Moving an enterprise forward requires the right people, doing the right things, in the right place, at the right time. Like strategic thinking and planning, succession planning starts with where the staff’s abilities are now, considers where they need to be, and determines how the enterprise will help them get there.

Wednesday, February 5, 2020

Good Governance Leads To Better Family Business Outcomes

Family governance structures alone won’t make a business successful, but a business won’t grow and be successful long term without the right governance structures.  Long-term success takes the same commitment to innovation and excellence that made the enterprise successful in the first place.  Good governance structures can set up the business and the family to continue that legacy of success.

Governance structures run the gamut.  Some are complex and extensive.  Some are simple and straightforward.  Appropriate governance structures for any family business must focus on the particularities of the family and the business at issue.  There is no one size fits all solution. In general, corporate governance is the system of rules, practices, and processes by which a company is directed and controlled.  For family businesses, governance should help formalize issues such as ownership, leadership structures, control, conflict resolution, and communication. For many families, the process of developing family governance can be as valuable and educational as the final product. 

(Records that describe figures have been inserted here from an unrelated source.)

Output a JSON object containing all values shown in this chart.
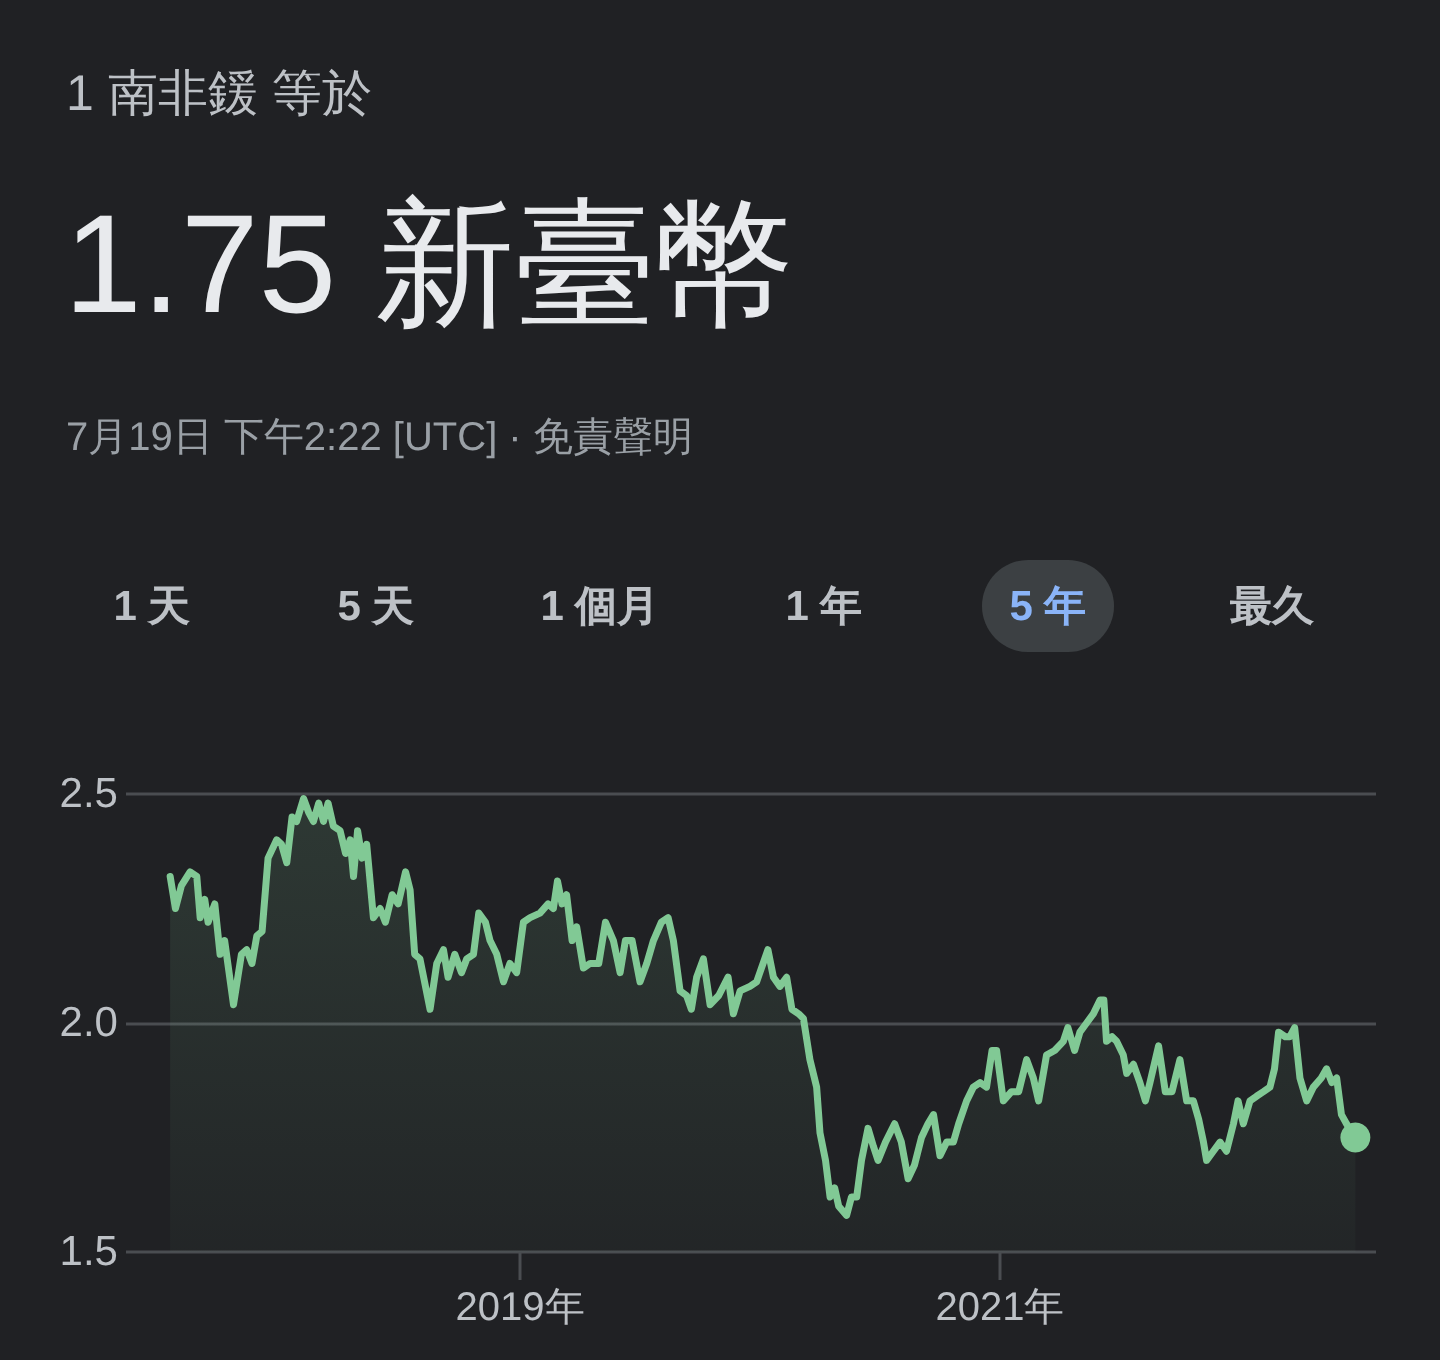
{
  "chart_data": {
    "type": "area",
    "subtitle": "1 南非鍰 等於",
    "title": "1.75 新臺幣",
    "annotations": [
      "7月19日 下午2:22 [UTC] · 免責聲明",
      "1 天",
      "5 天",
      "1 個月",
      "1 年",
      "5 年",
      "最久"
    ],
    "x": [
      2017.542,
      2017.564,
      2017.589,
      2017.625,
      2017.653,
      2017.667,
      2017.686,
      2017.7,
      2017.728,
      2017.75,
      2017.769,
      2017.806,
      2017.839,
      2017.861,
      2017.883,
      2017.903,
      2017.925,
      2017.95,
      2017.986,
      2018.006,
      2018.028,
      2018.05,
      2018.069,
      2018.098,
      2018.119,
      2018.139,
      2018.161,
      2018.181,
      2018.2,
      2018.222,
      2018.25,
      2018.273,
      2018.292,
      2018.306,
      2018.323,
      2018.342,
      2018.361,
      2018.389,
      2018.417,
      2018.439,
      2018.467,
      2018.492,
      2018.523,
      2018.542,
      2018.561,
      2018.583,
      2018.625,
      2018.653,
      2018.681,
      2018.7,
      2018.728,
      2018.756,
      2018.778,
      2018.806,
      2018.828,
      2018.856,
      2018.875,
      2018.903,
      2018.931,
      2018.958,
      2018.986,
      2019.014,
      2019.042,
      2019.083,
      2019.117,
      2019.139,
      2019.156,
      2019.175,
      2019.194,
      2019.217,
      2019.236,
      2019.264,
      2019.292,
      2019.328,
      2019.356,
      2019.389,
      2019.417,
      2019.439,
      2019.467,
      2019.5,
      2019.528,
      2019.556,
      2019.589,
      2019.617,
      2019.639,
      2019.667,
      2019.694,
      2019.714,
      2019.736,
      2019.764,
      2019.792,
      2019.828,
      2019.867,
      2019.889,
      2019.917,
      2019.958,
      2019.986,
      2020.006,
      2020.033,
      2020.056,
      2020.083,
      2020.111,
      2020.133,
      2020.161,
      2020.181,
      2020.208,
      2020.236,
      2020.25,
      2020.273,
      2020.292,
      2020.311,
      2020.328,
      2020.361,
      2020.381,
      2020.403,
      2020.423,
      2020.45,
      2020.473,
      2020.492,
      2020.523,
      2020.561,
      2020.589,
      2020.617,
      2020.644,
      2020.673,
      2020.7,
      2020.723,
      2020.75,
      2020.778,
      2020.806,
      2020.828,
      2020.861,
      2020.889,
      2020.917,
      2020.944,
      2020.967,
      2020.986,
      2021.014,
      2021.048,
      2021.078,
      2021.111,
      2021.139,
      2021.161,
      2021.194,
      2021.228,
      2021.264,
      2021.283,
      2021.311,
      2021.333,
      2021.361,
      2021.389,
      2021.417,
      2021.433,
      2021.444,
      2021.467,
      2021.486,
      2021.514,
      2021.528,
      2021.556,
      2021.583,
      2021.606,
      2021.625,
      2021.661,
      2021.689,
      2021.717,
      2021.75,
      2021.778,
      2021.806,
      2021.828,
      2021.848,
      2021.861,
      2021.889,
      2021.917,
      2021.944,
      2021.973,
      2021.992,
      2022.014,
      2022.042,
      2022.069,
      2022.098,
      2022.125,
      2022.144,
      2022.161,
      2022.189,
      2022.208,
      2022.228,
      2022.25,
      2022.278,
      2022.306,
      2022.339,
      2022.361,
      2022.383,
      2022.403,
      2022.423,
      2022.444,
      2022.481
    ],
    "values": [
      2.32,
      2.25,
      2.3,
      2.33,
      2.32,
      2.23,
      2.27,
      2.22,
      2.26,
      2.15,
      2.18,
      2.04,
      2.15,
      2.16,
      2.13,
      2.19,
      2.2,
      2.36,
      2.4,
      2.39,
      2.35,
      2.45,
      2.44,
      2.49,
      2.46,
      2.44,
      2.48,
      2.44,
      2.48,
      2.43,
      2.42,
      2.37,
      2.4,
      2.32,
      2.42,
      2.36,
      2.39,
      2.23,
      2.25,
      2.22,
      2.28,
      2.26,
      2.33,
      2.29,
      2.15,
      2.14,
      2.03,
      2.13,
      2.16,
      2.1,
      2.15,
      2.11,
      2.14,
      2.15,
      2.24,
      2.22,
      2.18,
      2.15,
      2.09,
      2.13,
      2.11,
      2.22,
      2.23,
      2.24,
      2.26,
      2.25,
      2.31,
      2.26,
      2.28,
      2.18,
      2.21,
      2.12,
      2.13,
      2.13,
      2.22,
      2.18,
      2.11,
      2.18,
      2.18,
      2.09,
      2.13,
      2.18,
      2.22,
      2.23,
      2.18,
      2.07,
      2.06,
      2.03,
      2.1,
      2.14,
      2.04,
      2.06,
      2.1,
      2.02,
      2.07,
      2.08,
      2.09,
      2.12,
      2.16,
      2.1,
      2.08,
      2.1,
      2.03,
      2.02,
      2.01,
      1.92,
      1.86,
      1.76,
      1.7,
      1.62,
      1.64,
      1.6,
      1.58,
      1.62,
      1.62,
      1.7,
      1.77,
      1.73,
      1.7,
      1.74,
      1.78,
      1.74,
      1.66,
      1.69,
      1.75,
      1.78,
      1.8,
      1.71,
      1.74,
      1.74,
      1.78,
      1.83,
      1.86,
      1.87,
      1.86,
      1.94,
      1.94,
      1.83,
      1.85,
      1.85,
      1.92,
      1.88,
      1.83,
      1.93,
      1.94,
      1.96,
      1.99,
      1.94,
      1.98,
      2.0,
      2.02,
      2.05,
      2.05,
      1.96,
      1.97,
      1.96,
      1.93,
      1.89,
      1.91,
      1.87,
      1.83,
      1.87,
      1.95,
      1.85,
      1.85,
      1.92,
      1.83,
      1.83,
      1.79,
      1.74,
      1.7,
      1.72,
      1.74,
      1.72,
      1.78,
      1.83,
      1.78,
      1.83,
      1.84,
      1.85,
      1.86,
      1.9,
      1.98,
      1.97,
      1.97,
      1.99,
      1.88,
      1.83,
      1.86,
      1.88,
      1.9,
      1.87,
      1.88,
      1.8,
      1.78,
      1.75
    ],
    "color": "#81c995",
    "xlim": [
      2017.358,
      2022.567
    ],
    "xticks": [
      {
        "value": 2019,
        "label": "2019年"
      },
      {
        "value": 2021,
        "label": "2021年"
      }
    ],
    "ylim": [
      1.5,
      2.5
    ],
    "yticks": [
      1.5,
      {
        "value": 2,
        "label": "2.0"
      },
      2.5
    ],
    "grid": "y"
  }
}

The review and development of good governance for a business family should be a normal part of the life and rhythms of the business. Developing these guidelines can at times pull leaders away from daily business operations and can also surface tension between family members. That is normal, and it is a healthy part of the process of developing good governance. As family businesses work to develop their own governance, they need to determine what will work best for their family. The most appropriate governance structures for an organization must be tailored to the particular organization, industry, and family.

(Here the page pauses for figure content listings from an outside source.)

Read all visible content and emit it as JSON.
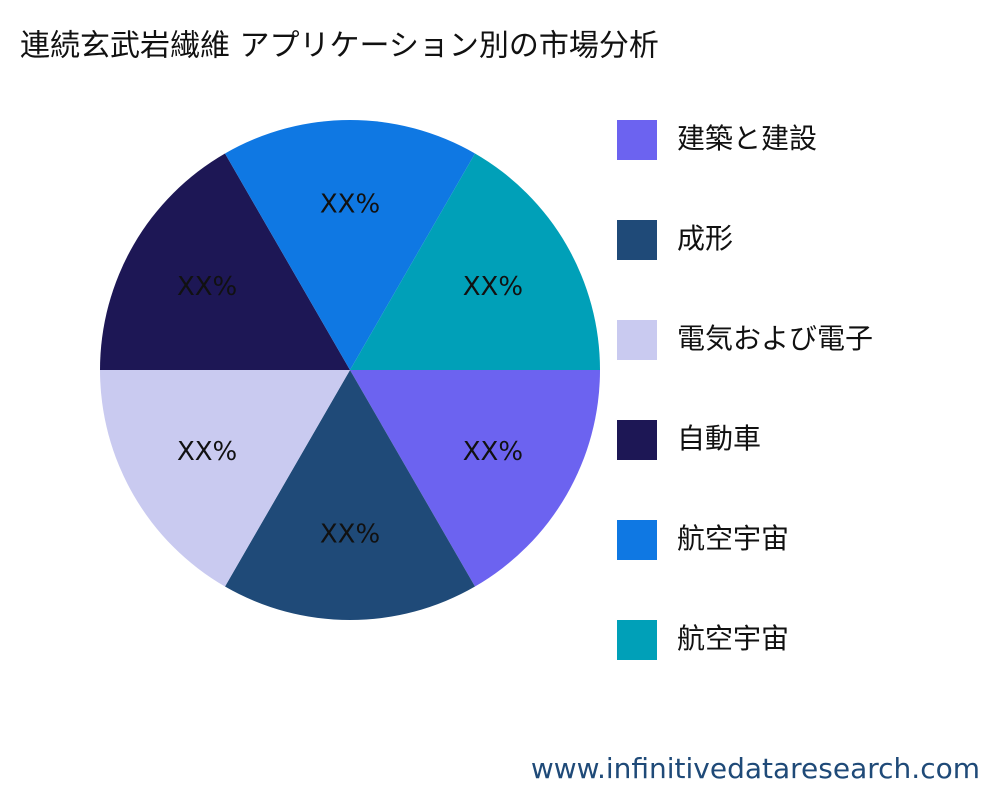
{
  "chart_data": {
    "type": "pie",
    "title": "連続玄武岩繊維 アプリケーション別の市場分析",
    "categories": [
      "建築と建設",
      "成形",
      "電気および電子",
      "自動車",
      "航空宇宙",
      "航空宇宙"
    ],
    "values": [
      16.67,
      16.67,
      16.67,
      16.67,
      16.67,
      16.67
    ],
    "value_labels": [
      "XX%",
      "XX%",
      "XX%",
      "XX%",
      "XX%",
      "XX%"
    ],
    "colors": [
      "#6c63f0",
      "#1f4a78",
      "#c9caf0",
      "#1d1755",
      "#0f78e3",
      "#00a0b8"
    ],
    "legend": "right"
  },
  "watermark": "www.infinitivedataresearch.com"
}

There are pieces, however, that are strong foundational components in almost any organization:

·      Family Vision, and Philosophy – An invaluable starting place for many organizations and families is to take the time to write down the values, vision, and philosophy of the family and the organization.
·      Buy-Sell Agreement – Drafting a clear buy-sell agreement that lays out how the business will transfer among family members and among generations is vital as families grow and new generations come into the business.
·      Succession Plan – Developing a strong bench of candidates for future leadership is important for any organization’s continued success.  
·      Family Council – Family councils, sometimes called shareholder assemblies, can be an important mechanism for family members and shareholders to guide the organization. 
·       Family Meetings – Annual family meetings provide countless opportunities to update family members on the state of the business and plans for the future; to let family members ask questions and be heard; to keep family members who are not employed in the business engaged; and to recognize accomplishments of family members outside of the business.  

Whether your business is in the first generation or the fifth, Good Governance Leads To Better Family Business Outcomes.